Ibuku hanya menyediakan menu minuman teh, sirup dan air putih. Warung kami
bernama “Warung A2”. Ibuku sengaja menamakan warungnya dengan nama A2, karena
nama itu diambil dari nama anak-anaknya, yaitu Aira dan Ana. Aira adalah aku,
dan Ana adalah adikku. Dua nama yang berawalan dari huruf A. Ibu ingin anaknya
selalu jadi yang pertama dan utama. Ana adalah satu-satunya adik yang ku punya.
***
Bel berbunyi “tet tet tet”
menandakan bahwa kelas sudah masuk. Aku duduk di bangku nomer dua tengah,
sebangku dengan sahabat ku bernama sania. Ia anak orang kaya yang tidak memilih
teman dari segi materi. Ia berambut lurus agak pendek, rambutnya yang hampir
tak pernah dikuncir membuatnya tampak lebih feminin. Aku dan sania sudah
berteman sejak SMP. Sekarang kami sudah kelas XI SMA. Kami selalu bersama saat
berada di sekolah. Persahabatan kami
sudah seperti siput dan cangkangnya yang tak pernah terpisahkan. Ia selalu ada
ketika aku sedang senang maupun sedih.
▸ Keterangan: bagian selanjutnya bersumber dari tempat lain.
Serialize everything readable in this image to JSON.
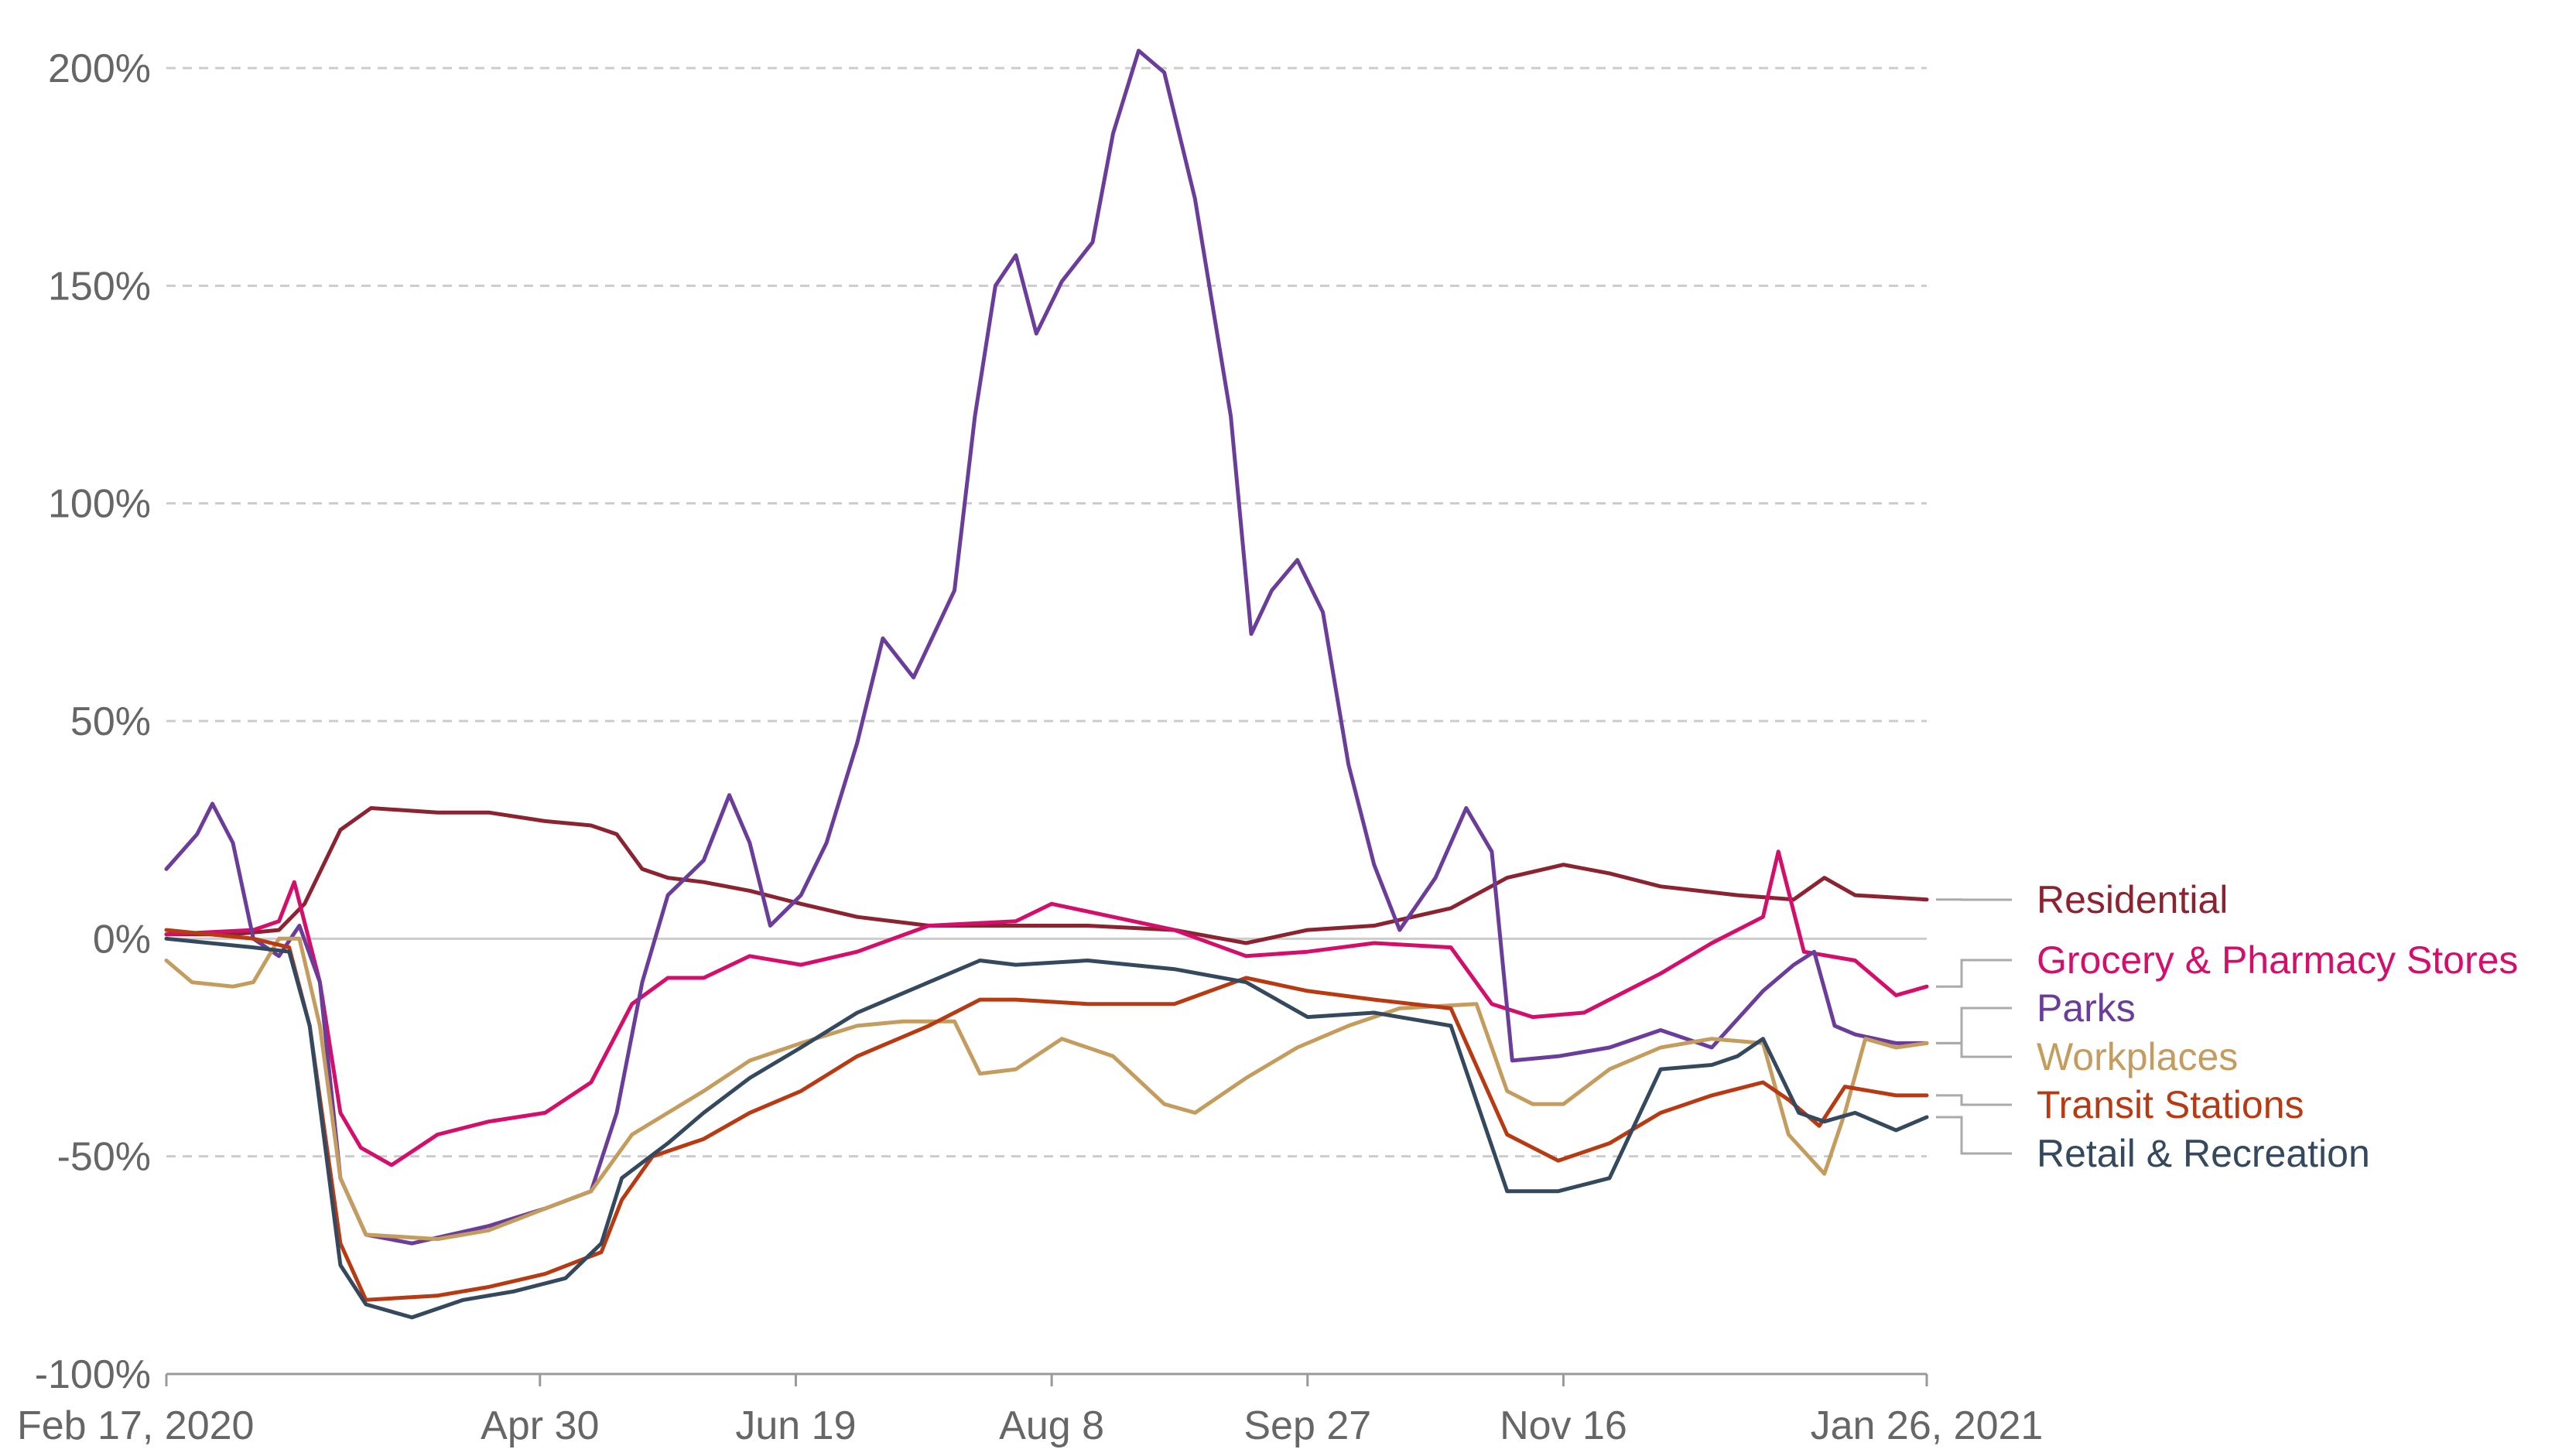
{
  "chart_data": {
    "type": "line",
    "title": "",
    "xlabel": "",
    "ylabel": "",
    "x_start": "Feb 17, 2020",
    "x_end": "Jan 26, 2021",
    "x_ticks": [
      "Feb 17, 2020",
      "Apr 30",
      "Jun 19",
      "Aug 8",
      "Sep 27",
      "Nov 16",
      "Jan 26, 2021"
    ],
    "ylim": [
      -100,
      200
    ],
    "y_ticks": [
      "-100%",
      "-50%",
      "0%",
      "50%",
      "100%",
      "150%",
      "200%"
    ],
    "grid": true,
    "legend": "right (end-of-line labels)",
    "series": [
      {
        "name": "Residential",
        "color": "#8b2331",
        "points": [
          [
            "2020-02-17",
            1
          ],
          [
            "2020-03-01",
            1
          ],
          [
            "2020-03-10",
            2
          ],
          [
            "2020-03-15",
            8
          ],
          [
            "2020-03-22",
            25
          ],
          [
            "2020-03-28",
            30
          ],
          [
            "2020-04-10",
            29
          ],
          [
            "2020-04-20",
            29
          ],
          [
            "2020-05-01",
            27
          ],
          [
            "2020-05-10",
            26
          ],
          [
            "2020-05-15",
            24
          ],
          [
            "2020-05-20",
            16
          ],
          [
            "2020-05-25",
            14
          ],
          [
            "2020-06-01",
            13
          ],
          [
            "2020-06-10",
            11
          ],
          [
            "2020-06-20",
            8
          ],
          [
            "2020-07-01",
            5
          ],
          [
            "2020-07-15",
            3
          ],
          [
            "2020-08-01",
            3
          ],
          [
            "2020-08-15",
            3
          ],
          [
            "2020-09-01",
            2
          ],
          [
            "2020-09-15",
            -1
          ],
          [
            "2020-09-27",
            2
          ],
          [
            "2020-10-10",
            3
          ],
          [
            "2020-10-25",
            7
          ],
          [
            "2020-11-05",
            14
          ],
          [
            "2020-11-16",
            17
          ],
          [
            "2020-11-25",
            15
          ],
          [
            "2020-12-05",
            12
          ],
          [
            "2020-12-20",
            10
          ],
          [
            "2020-12-31",
            9
          ],
          [
            "2021-01-06",
            14
          ],
          [
            "2021-01-12",
            10
          ],
          [
            "2021-01-26",
            9
          ]
        ]
      },
      {
        "name": "Grocery & Pharmacy Stores",
        "color": "#d40e6b",
        "points": [
          [
            "2020-02-17",
            1
          ],
          [
            "2020-03-05",
            2
          ],
          [
            "2020-03-10",
            4
          ],
          [
            "2020-03-13",
            13
          ],
          [
            "2020-03-18",
            -10
          ],
          [
            "2020-03-22",
            -40
          ],
          [
            "2020-03-26",
            -48
          ],
          [
            "2020-04-01",
            -52
          ],
          [
            "2020-04-10",
            -45
          ],
          [
            "2020-04-20",
            -42
          ],
          [
            "2020-05-01",
            -40
          ],
          [
            "2020-05-10",
            -33
          ],
          [
            "2020-05-18",
            -15
          ],
          [
            "2020-05-25",
            -9
          ],
          [
            "2020-06-01",
            -9
          ],
          [
            "2020-06-10",
            -4
          ],
          [
            "2020-06-20",
            -6
          ],
          [
            "2020-07-01",
            -3
          ],
          [
            "2020-07-15",
            3
          ],
          [
            "2020-08-01",
            4
          ],
          [
            "2020-08-08",
            8
          ],
          [
            "2020-08-20",
            5
          ],
          [
            "2020-09-01",
            2
          ],
          [
            "2020-09-15",
            -4
          ],
          [
            "2020-09-27",
            -3
          ],
          [
            "2020-10-10",
            -1
          ],
          [
            "2020-10-25",
            -2
          ],
          [
            "2020-11-02",
            -15
          ],
          [
            "2020-11-10",
            -18
          ],
          [
            "2020-11-20",
            -17
          ],
          [
            "2020-12-05",
            -8
          ],
          [
            "2020-12-15",
            -1
          ],
          [
            "2020-12-25",
            5
          ],
          [
            "2020-12-28",
            20
          ],
          [
            "2021-01-02",
            -3
          ],
          [
            "2021-01-12",
            -5
          ],
          [
            "2021-01-20",
            -13
          ],
          [
            "2021-01-26",
            -11
          ]
        ]
      },
      {
        "name": "Parks",
        "color": "#6b3d9a",
        "points": [
          [
            "2020-02-17",
            16
          ],
          [
            "2020-02-23",
            24
          ],
          [
            "2020-02-26",
            31
          ],
          [
            "2020-03-01",
            22
          ],
          [
            "2020-03-05",
            0
          ],
          [
            "2020-03-10",
            -4
          ],
          [
            "2020-03-14",
            3
          ],
          [
            "2020-03-18",
            -10
          ],
          [
            "2020-03-22",
            -55
          ],
          [
            "2020-03-27",
            -68
          ],
          [
            "2020-04-05",
            -70
          ],
          [
            "2020-04-20",
            -66
          ],
          [
            "2020-05-01",
            -62
          ],
          [
            "2020-05-10",
            -58
          ],
          [
            "2020-05-15",
            -40
          ],
          [
            "2020-05-20",
            -10
          ],
          [
            "2020-05-25",
            10
          ],
          [
            "2020-06-01",
            18
          ],
          [
            "2020-06-06",
            33
          ],
          [
            "2020-06-10",
            22
          ],
          [
            "2020-06-14",
            3
          ],
          [
            "2020-06-20",
            10
          ],
          [
            "2020-06-25",
            22
          ],
          [
            "2020-07-01",
            45
          ],
          [
            "2020-07-06",
            69
          ],
          [
            "2020-07-12",
            60
          ],
          [
            "2020-07-20",
            80
          ],
          [
            "2020-07-24",
            120
          ],
          [
            "2020-07-28",
            150
          ],
          [
            "2020-08-01",
            157
          ],
          [
            "2020-08-05",
            139
          ],
          [
            "2020-08-10",
            151
          ],
          [
            "2020-08-16",
            160
          ],
          [
            "2020-08-20",
            185
          ],
          [
            "2020-08-25",
            204
          ],
          [
            "2020-08-30",
            199
          ],
          [
            "2020-09-05",
            170
          ],
          [
            "2020-09-12",
            120
          ],
          [
            "2020-09-16",
            70
          ],
          [
            "2020-09-20",
            80
          ],
          [
            "2020-09-25",
            87
          ],
          [
            "2020-09-30",
            75
          ],
          [
            "2020-10-05",
            40
          ],
          [
            "2020-10-10",
            17
          ],
          [
            "2020-10-15",
            2
          ],
          [
            "2020-10-22",
            14
          ],
          [
            "2020-10-28",
            30
          ],
          [
            "2020-11-02",
            20
          ],
          [
            "2020-11-06",
            -28
          ],
          [
            "2020-11-15",
            -27
          ],
          [
            "2020-11-25",
            -25
          ],
          [
            "2020-12-05",
            -21
          ],
          [
            "2020-12-15",
            -25
          ],
          [
            "2020-12-25",
            -12
          ],
          [
            "2020-12-31",
            -6
          ],
          [
            "2021-01-04",
            -3
          ],
          [
            "2021-01-08",
            -20
          ],
          [
            "2021-01-12",
            -22
          ],
          [
            "2021-01-20",
            -24
          ],
          [
            "2021-01-26",
            -24
          ]
        ]
      },
      {
        "name": "Workplaces",
        "color": "#c49c5e",
        "points": [
          [
            "2020-02-17",
            -5
          ],
          [
            "2020-02-22",
            -10
          ],
          [
            "2020-03-01",
            -11
          ],
          [
            "2020-03-05",
            -10
          ],
          [
            "2020-03-10",
            0
          ],
          [
            "2020-03-14",
            0
          ],
          [
            "2020-03-18",
            -20
          ],
          [
            "2020-03-22",
            -55
          ],
          [
            "2020-03-27",
            -68
          ],
          [
            "2020-04-10",
            -69
          ],
          [
            "2020-04-20",
            -67
          ],
          [
            "2020-05-01",
            -62
          ],
          [
            "2020-05-10",
            -58
          ],
          [
            "2020-05-18",
            -45
          ],
          [
            "2020-05-25",
            -40
          ],
          [
            "2020-06-01",
            -35
          ],
          [
            "2020-06-10",
            -28
          ],
          [
            "2020-06-20",
            -24
          ],
          [
            "2020-07-01",
            -20
          ],
          [
            "2020-07-10",
            -19
          ],
          [
            "2020-07-20",
            -19
          ],
          [
            "2020-07-25",
            -31
          ],
          [
            "2020-08-01",
            -30
          ],
          [
            "2020-08-10",
            -23
          ],
          [
            "2020-08-20",
            -27
          ],
          [
            "2020-08-30",
            -38
          ],
          [
            "2020-09-05",
            -40
          ],
          [
            "2020-09-15",
            -32
          ],
          [
            "2020-09-25",
            -25
          ],
          [
            "2020-10-05",
            -20
          ],
          [
            "2020-10-15",
            -16
          ],
          [
            "2020-10-30",
            -15
          ],
          [
            "2020-11-05",
            -35
          ],
          [
            "2020-11-10",
            -38
          ],
          [
            "2020-11-16",
            -38
          ],
          [
            "2020-11-25",
            -30
          ],
          [
            "2020-12-05",
            -25
          ],
          [
            "2020-12-15",
            -23
          ],
          [
            "2020-12-25",
            -24
          ],
          [
            "2020-12-30",
            -45
          ],
          [
            "2021-01-06",
            -54
          ],
          [
            "2021-01-10",
            -40
          ],
          [
            "2021-01-14",
            -23
          ],
          [
            "2021-01-20",
            -25
          ],
          [
            "2021-01-26",
            -24
          ]
        ]
      },
      {
        "name": "Transit Stations",
        "color": "#b83a13",
        "points": [
          [
            "2020-02-17",
            2
          ],
          [
            "2020-03-05",
            0
          ],
          [
            "2020-03-12",
            -2
          ],
          [
            "2020-03-16",
            -20
          ],
          [
            "2020-03-22",
            -70
          ],
          [
            "2020-03-27",
            -83
          ],
          [
            "2020-04-10",
            -82
          ],
          [
            "2020-04-20",
            -80
          ],
          [
            "2020-05-01",
            -77
          ],
          [
            "2020-05-12",
            -72
          ],
          [
            "2020-05-16",
            -60
          ],
          [
            "2020-05-22",
            -50
          ],
          [
            "2020-06-01",
            -46
          ],
          [
            "2020-06-10",
            -40
          ],
          [
            "2020-06-20",
            -35
          ],
          [
            "2020-07-01",
            -27
          ],
          [
            "2020-07-15",
            -20
          ],
          [
            "2020-07-25",
            -14
          ],
          [
            "2020-08-01",
            -14
          ],
          [
            "2020-08-15",
            -15
          ],
          [
            "2020-09-01",
            -15
          ],
          [
            "2020-09-15",
            -9
          ],
          [
            "2020-09-27",
            -12
          ],
          [
            "2020-10-10",
            -14
          ],
          [
            "2020-10-25",
            -16
          ],
          [
            "2020-11-05",
            -45
          ],
          [
            "2020-11-15",
            -51
          ],
          [
            "2020-11-25",
            -47
          ],
          [
            "2020-12-05",
            -40
          ],
          [
            "2020-12-15",
            -36
          ],
          [
            "2020-12-25",
            -33
          ],
          [
            "2020-12-30",
            -37
          ],
          [
            "2021-01-05",
            -43
          ],
          [
            "2021-01-10",
            -34
          ],
          [
            "2021-01-20",
            -36
          ],
          [
            "2021-01-26",
            -36
          ]
        ]
      },
      {
        "name": "Retail & Recreation",
        "color": "#34495e",
        "points": [
          [
            "2020-02-17",
            0
          ],
          [
            "2020-03-05",
            -2
          ],
          [
            "2020-03-12",
            -3
          ],
          [
            "2020-03-16",
            -20
          ],
          [
            "2020-03-22",
            -75
          ],
          [
            "2020-03-27",
            -84
          ],
          [
            "2020-04-05",
            -87
          ],
          [
            "2020-04-15",
            -83
          ],
          [
            "2020-04-25",
            -81
          ],
          [
            "2020-05-05",
            -78
          ],
          [
            "2020-05-12",
            -70
          ],
          [
            "2020-05-16",
            -55
          ],
          [
            "2020-05-25",
            -47
          ],
          [
            "2020-06-01",
            -40
          ],
          [
            "2020-06-10",
            -32
          ],
          [
            "2020-06-20",
            -25
          ],
          [
            "2020-07-01",
            -17
          ],
          [
            "2020-07-15",
            -10
          ],
          [
            "2020-07-25",
            -5
          ],
          [
            "2020-08-01",
            -6
          ],
          [
            "2020-08-15",
            -5
          ],
          [
            "2020-09-01",
            -7
          ],
          [
            "2020-09-15",
            -10
          ],
          [
            "2020-09-27",
            -18
          ],
          [
            "2020-10-10",
            -17
          ],
          [
            "2020-10-25",
            -20
          ],
          [
            "2020-11-05",
            -58
          ],
          [
            "2020-11-15",
            -58
          ],
          [
            "2020-11-25",
            -55
          ],
          [
            "2020-12-05",
            -30
          ],
          [
            "2020-12-15",
            -29
          ],
          [
            "2020-12-20",
            -27
          ],
          [
            "2020-12-25",
            -23
          ],
          [
            "2021-01-01",
            -40
          ],
          [
            "2021-01-06",
            -42
          ],
          [
            "2021-01-12",
            -40
          ],
          [
            "2021-01-20",
            -44
          ],
          [
            "2021-01-26",
            -41
          ]
        ]
      }
    ]
  }
}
Ia bagaikan malaikat buatku yang tak
pernah jauh dariku.
Tapi itu dulu! Dulu sebelum datang
seorang siswa baru bernama Carolin. Anak pindahan dari kota yang tak pernah
suka dengan orang miskin. Aku tak tahu mengapa ia begitu benci dengan orang
miskin. Padahal dunia ini tidak hanya berisi orang kaya saja. Orang disebut
kaya itu karena adanya orang miskin. Kita sama-sama manusia, tapi kenapa ia
sangat membenci orang-orang yang kurang mampu sepertiku. Jangan bangga dengan
apa yang kau punya sekarang, itu tidak akan selamanya jadi milikmu. Jangan
bangga dengan materi orang tuamu yang kau pamerkan, itu semua bukan dari jerih
payahmu sendiri.
Carolin mulai menjadi sok berkuasa
di sekolah. Ia memilih-milih teman yang notabene orang kaya saja. Bahkan ia
langsung mengejudge orang miskin sebagai musuhnya tanpa alasan yang jelas.
Gayanya seolah-olah ia adalah sang pemilik sekolahan ini. Yang menganggap
dirinya princess sedang semua orang adalah prajuit dan dayang-dayang. Siswa
baru tapi gayanya selangit. Aku pernah berpikir ‘kok ada ya orang yang seperti
itu di dunia ini’. Gaya pakaiannya melebihi artis-artis terkenal. Rambutnya
yang selalu gonta-ganti model dan warna, sepatunya yang tak mau warna hitam ia selalu
memakai sepatu dengan warna-warna yang genjreng tiap harinya, tas yang selalu
ganti setiap hari, seragam yang tak pernah lusuh.
Sania termasuk dalam gerombolan
Carolin, karena Sania adalah anak orang kaya. Sejak Sania masuk gerombolan
Carolin, hubungan kami mulai ada jarak. Lama-kelamaan jarak itu semakin jauh.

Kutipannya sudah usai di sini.